How to build a debugging agent that works for your whole support team
How to build a debugging agent your whole team can rely on, on every shift: it answers from curated error patterns first, falls back to your docs and read-only source, and keeps the troubleshooting docs current on its own.
Investigating a production issue tends to slow down at the same two points, and I think it is the same at any growing startup.
The first is the troubleshooting documentation, or the lack of it. The fix for a recurring problem usually lives in some engineer's head, so the first step is always finding the go-to person for it. Teams do try to keep support docs current and every investigation ends with a note to update the doc. But generally, the team gets busy with something else and that note rarely gets done, at least not regularly enough to make a difference.
The second is dev team escalation. Some problems are completely new, the kind no support engineer has seen before, and they have to go to the dev team. An issue reported at midnight has to wait until morning. If reported during the day, a developer has to context-switch into an incident investigation, which eats into their own sprint deliverables.
We had both of these at XPR. To be fair to the team, we iterate quickly and every three-week sprint enhances existing functionality and adds a lot of new features and integrations, which makes the documentation hard to keep current and sometimes introduces a new issue.
So, two problems:
- Knowledge sitting with individuals, not the team.
- Needing developer involvement for anything that requires reading code.
Solution
The fix was to stop relying on people for this and let an AI agent do the initial investigation and documentation.
We built a debugging agent that the support team pings in Slack whenever they are working on a client issue. It is always on, and every person on every shift gets the same answer from it. The knowledge lives in the agent and its documents now, not in whoever happens to be awake.
It also keeps the documentation up to date on its own. When it works out a new problem, it writes the answer back into the troubleshooting docs so the next person does not have to.

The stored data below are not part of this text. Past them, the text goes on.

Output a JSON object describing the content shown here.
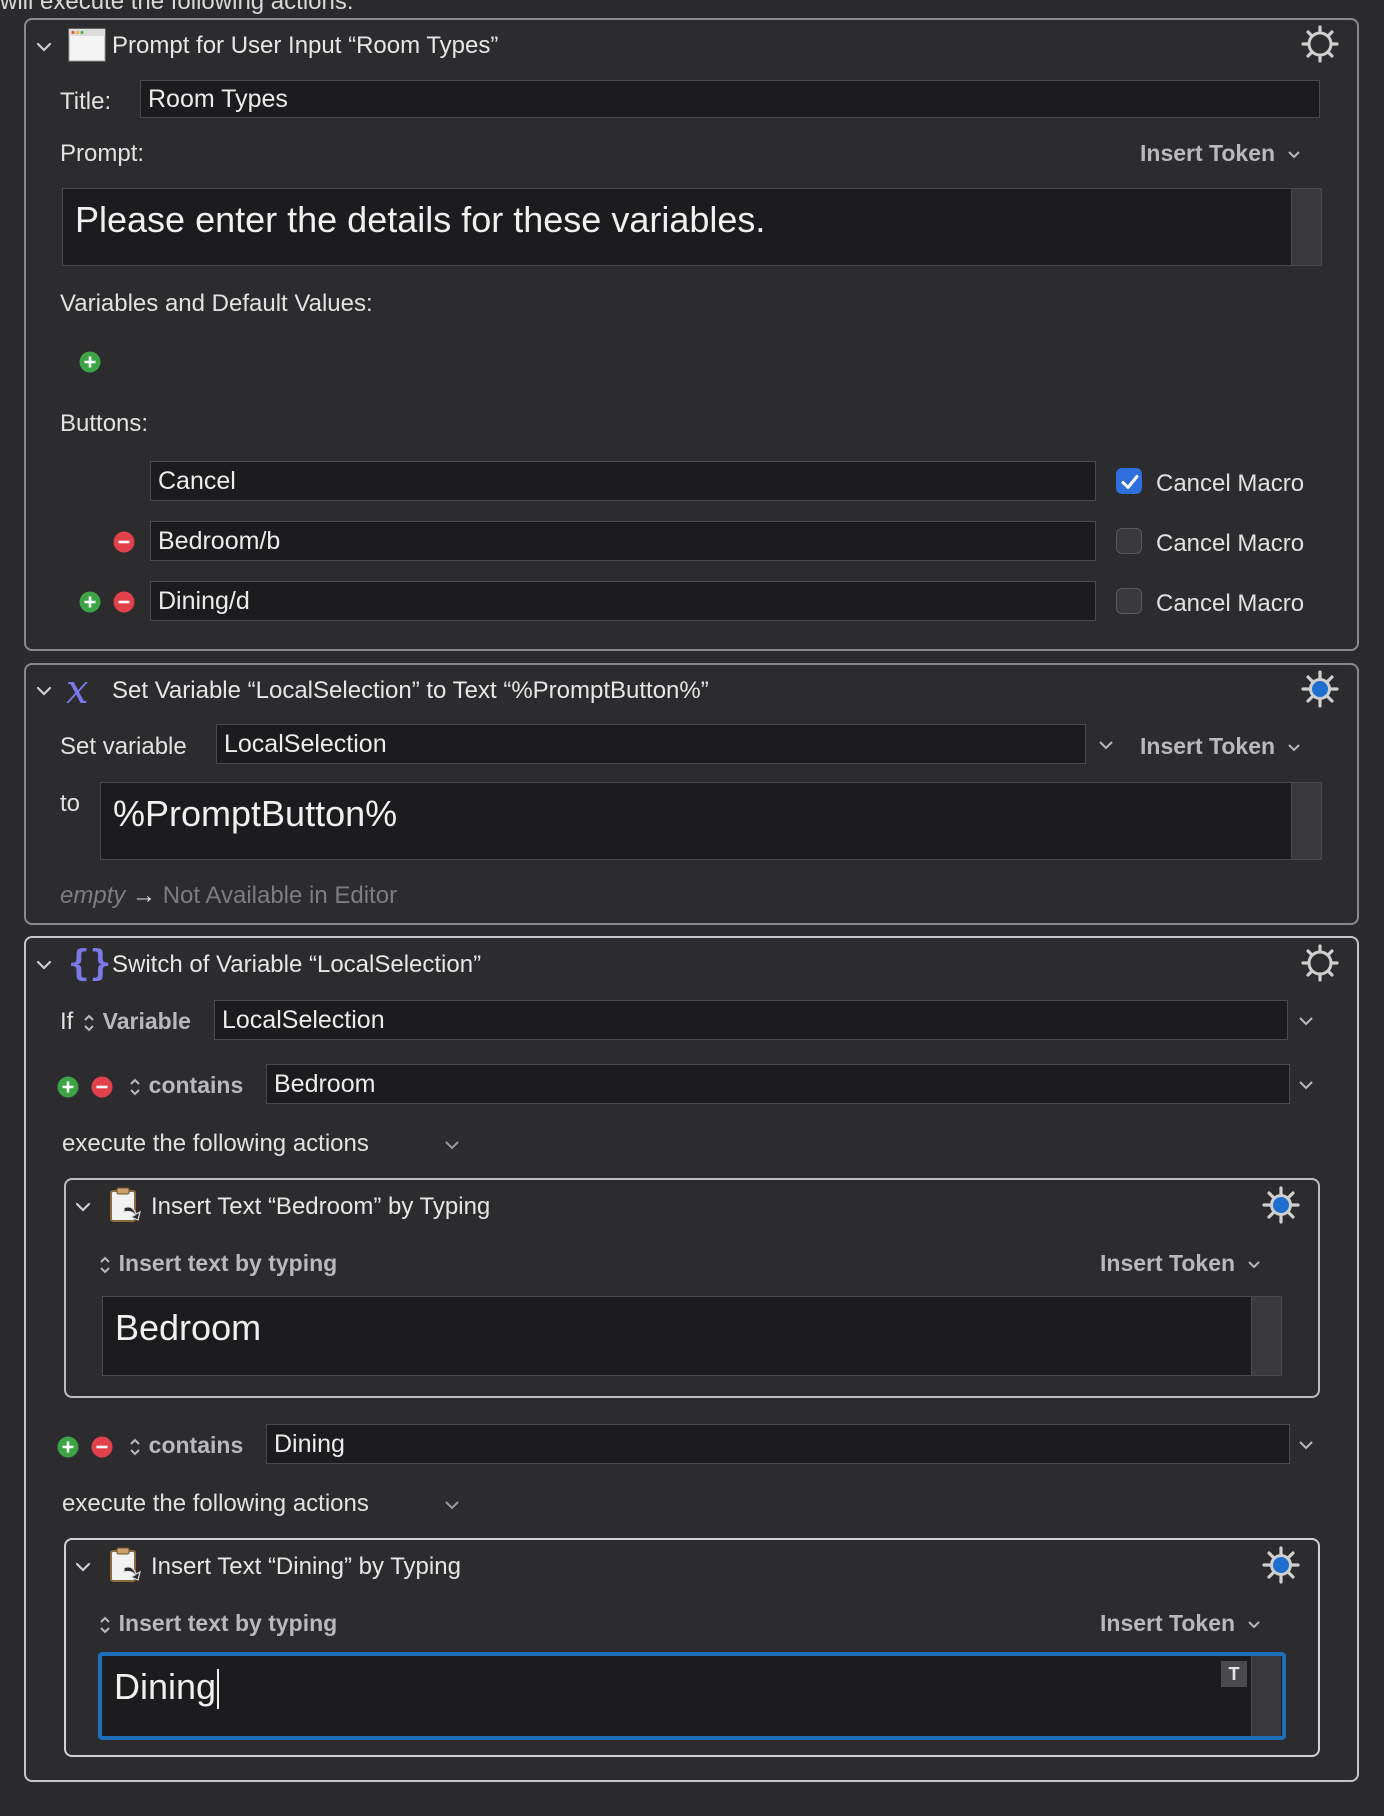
{
  "top_cut_text": "will execute the following actions:",
  "prompt_action": {
    "title": "Prompt for User Input “Room Types”",
    "title_label": "Title:",
    "title_value": "Room Types",
    "prompt_label": "Prompt:",
    "insert_token": "Insert Token",
    "prompt_text": "Please enter the details for these variables.",
    "variables_label": "Variables and Default Values:",
    "buttons_label": "Buttons:",
    "buttons": [
      {
        "name": "Cancel",
        "cancel_label": "Cancel Macro",
        "cancel_checked": true
      },
      {
        "name": "Bedroom/b",
        "cancel_label": "Cancel Macro",
        "cancel_checked": false
      },
      {
        "name": "Dining/d",
        "cancel_label": "Cancel Macro",
        "cancel_checked": false
      }
    ]
  },
  "set_variable_action": {
    "title": "Set Variable “LocalSelection” to Text “%PromptButton%”",
    "set_label": "Set variable",
    "variable_name": "LocalSelection",
    "insert_token": "Insert Token",
    "to_label": "to",
    "value": "%PromptButton%",
    "preview_empty": "empty",
    "preview_arrow": "→",
    "preview_text": "Not Available in Editor"
  },
  "switch_action": {
    "title": "Switch of Variable “LocalSelection”",
    "if_label": "If",
    "source_label": "Variable",
    "variable_value": "LocalSelection",
    "cases": [
      {
        "operator": "contains",
        "value": "Bedroom",
        "execute_label": "execute the following actions",
        "insert_action": {
          "title": "Insert Text “Bedroom” by Typing",
          "mode_label": "Insert text by typing",
          "insert_token": "Insert Token",
          "text": "Bedroom"
        }
      },
      {
        "operator": "contains",
        "value": "Dining",
        "execute_label": "execute the following actions",
        "insert_action": {
          "title": "Insert Text “Dining” by Typing",
          "mode_label": "Insert text by typing",
          "insert_token": "Insert Token",
          "text": "Dining",
          "text_badge": "T"
        }
      }
    ]
  },
  "colors": {
    "background": "#2b2b2d",
    "field": "#1c1c1e",
    "accent_blue": "#2f6fdd",
    "focus_ring": "#1e6fb8",
    "add_green": "#3ca445",
    "remove_red": "#e0414b",
    "variable_icon": "#7b78e8"
  }
}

And when an issue turns out to be a real bug in our product rather than a known fix, it opens a Jira ticket for the development team.
How it works
A request usually arrives in a support ticket as a screenshot or an error message from a live client location. The support person tags Shikau (our AI agent) on Slack and uploads the screenshots, logs, etc., or refers to the ticket.

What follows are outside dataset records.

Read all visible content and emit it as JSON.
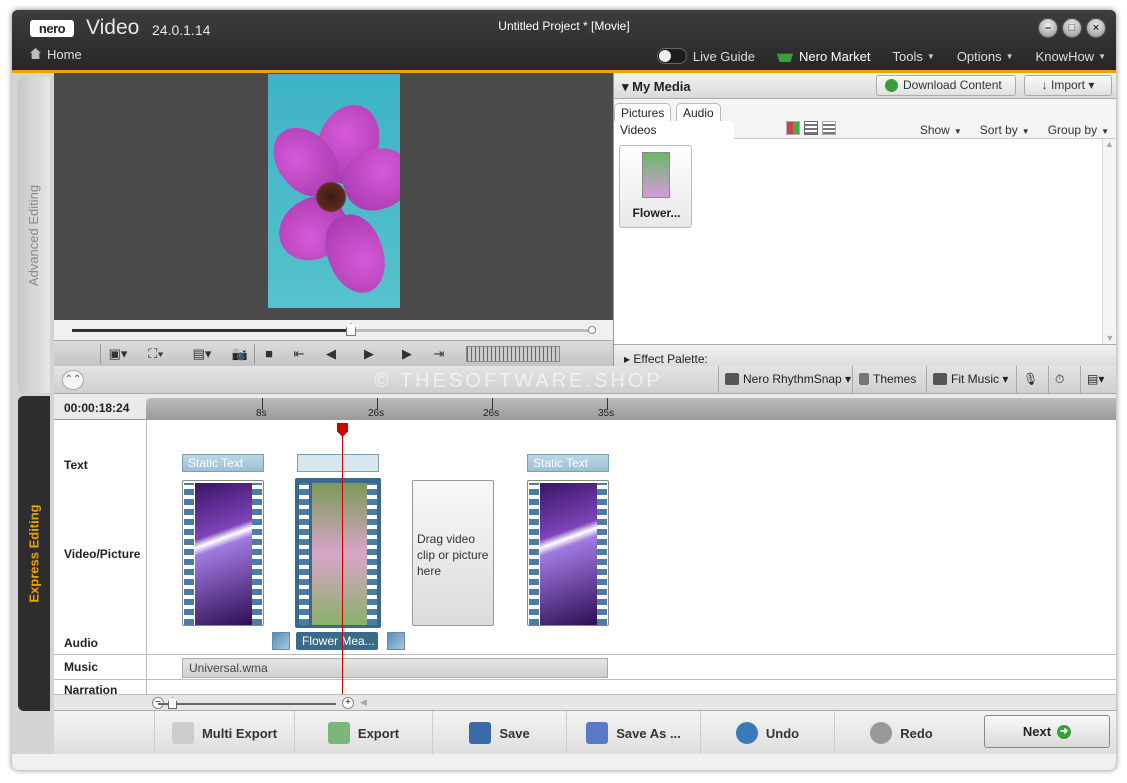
{
  "app": {
    "logo": "nero",
    "name": "Video",
    "version": "24.0.1.14",
    "project_title": "Untitled Project * [Movie]"
  },
  "nav": {
    "home": "Home",
    "live_guide": "Live Guide",
    "market": "Nero Market",
    "tools": "Tools",
    "options": "Options",
    "knowhow": "KnowHow"
  },
  "side_tabs": {
    "advanced": "Advanced Editing",
    "express": "Express Editing"
  },
  "media": {
    "title": "My Media",
    "download": "Download Content",
    "import": "Import",
    "tabs": [
      "Pictures",
      "Audio",
      "Videos"
    ],
    "show": "Show",
    "sort_by": "Sort by",
    "group_by": "Group by",
    "items": [
      {
        "label": "Flower..."
      }
    ],
    "effect_palette": "Effect Palette:"
  },
  "toolbar": {
    "watermark": "© THESOFTWARE.SHOP",
    "rhythm": "Nero RhythmSnap",
    "themes": "Themes",
    "fit_music": "Fit Music"
  },
  "timeline": {
    "timecode": "00:00:18:24",
    "ticks": [
      "8s",
      "26s",
      "26s",
      "35s"
    ],
    "tracks": {
      "text": "Text",
      "video": "Video/Picture",
      "audio": "Audio",
      "music": "Music",
      "narration": "Narration"
    },
    "text_clips": [
      "Static Text",
      "",
      "Static Text"
    ],
    "dropzone": "Drag video clip or picture here",
    "audio_clip": "Flower Mea...",
    "music_clip": "Universal.wma"
  },
  "bottom": {
    "multi_export": "Multi Export",
    "export": "Export",
    "save": "Save",
    "save_as": "Save As ...",
    "undo": "Undo",
    "redo": "Redo",
    "next": "Next"
  },
  "colors": {
    "accent": "#f0a000",
    "selected_clip": "#3a6a8a",
    "playhead": "#cc0000"
  }
}
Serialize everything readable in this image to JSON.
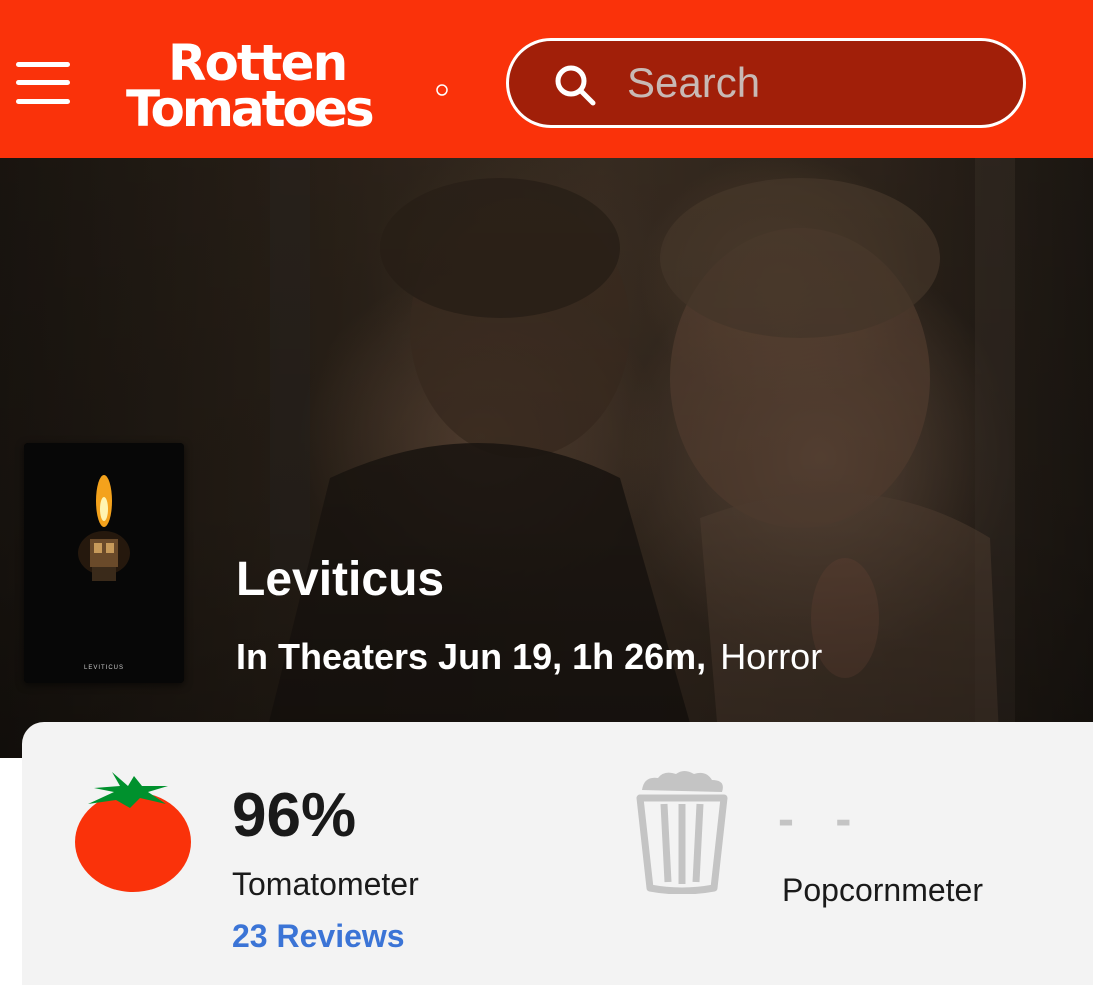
{
  "header": {
    "logo_line1": "Rotten",
    "logo_line2": "Tomatoes",
    "search_placeholder": "Search",
    "brand_color": "#fa320a"
  },
  "movie": {
    "title": "Leviticus",
    "release_info": "In Theaters Jun 19, 1h 26m,",
    "genre": "Horror",
    "poster_text": "LEVITICUS"
  },
  "scores": {
    "tomatometer": {
      "value": "96%",
      "label": "Tomatometer",
      "reviews": "23 Reviews",
      "icon": "fresh-tomato-icon"
    },
    "popcornmeter": {
      "value": "- -",
      "label": "Popcornmeter",
      "icon": "empty-popcorn-bucket-icon"
    }
  }
}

For each product, the agent has access to an architecture reference doc covering the architecture, tech stack, workflow, and key source files, so it has context before it begins an investigation. With that in hand, it works through three layers in order, cheapest first.
- Error patterns. It first checks a store of common error patterns, each mapped to what the error is and the steps to resolve it. Most incoming issues are repeats, so this is where most of them end. The agent recognizes the pattern and replies with the fix.
- Troubleshooting docs. If the error is not a known pattern, it reads the troubleshooting articles in detail. These cover the cases that are documented but not yet reduced to a clean pattern.
- Read-only source. If neither layer explains the error, the agent reads the product source, which it has in read-only mode, and works out what could have caused it. This is the slowest and most expensive path.
When the agent resolves something from the source that was not documented, it updates the error patterns and troubleshooting docs so the same error does not send it back into the code next time. If the problem is a bug in our application and needs a code change, the agent opens a Jira ticket for the development team with the context it gathered.
The architecture and setup
The agent is centrally hosted, the same as the rest of our automations. It runs on its own EC2 instance in our AWS account. I cover the hosting in the overview post and go deeper in an upcoming architecture post.
A few things define what it can reach.
It maintains two documents of its own: the common error patterns and the more detailed troubleshooting articles. These are the first and second things it consults, ahead of any source code. They are a curated layer in front of the model. The more the agent answers from them, the less it reasons from scratch. Along with these, it has the per-product architecture reference doc mentioned earlier, which we maintain and it only reads.
The product source is available to it in read-only mode, and only as a last resort. It can read any file in the repository when it needs to trace an error to a cause, but it cannot push a commit or open a pull request. A code change is always routed through Jira by opening a ticket.
For cloud logs, the CloudWatch access is scoped with a specific IAM policy. The agent can read the log streams it needs and nothing else. Running on our own instance ensures we can set and audit the boundaries, which is why we host these agents this way rather than using a hosted solution.
Key highlights
Here is a summary of the key choices:
Patterns first, source last, to control cost. Reading a large log file against a large codebase is expensive. A single log can carry the same error repeated ninety times, and re-deriving the fix from source on every one of them would burn tokens for no reason. Checking the documented patterns first means the common case is answered from a cheap lookup, and the model only does the expensive work on genuinely new errors.
The docs maintain themselves. The agent updates the troubleshooting articles as it resolves new issues, so the documentation actually stays current. Because every support person reads the same documents through the same agent, that knowledge is identical on every shift. An issue worked out on the night shift is already documented when it recurs on a different shift the next day. There is no go-to person to wait for.
Real bugs become Jira tickets. When something is an actual defect, the agent files it for the development team with the log and context attached. The dev team gets less noise, because the agent has already filtered out everything that was a known fix, and the issues that do reach them are logged properly instead of relayed through a Slack message that may get lost.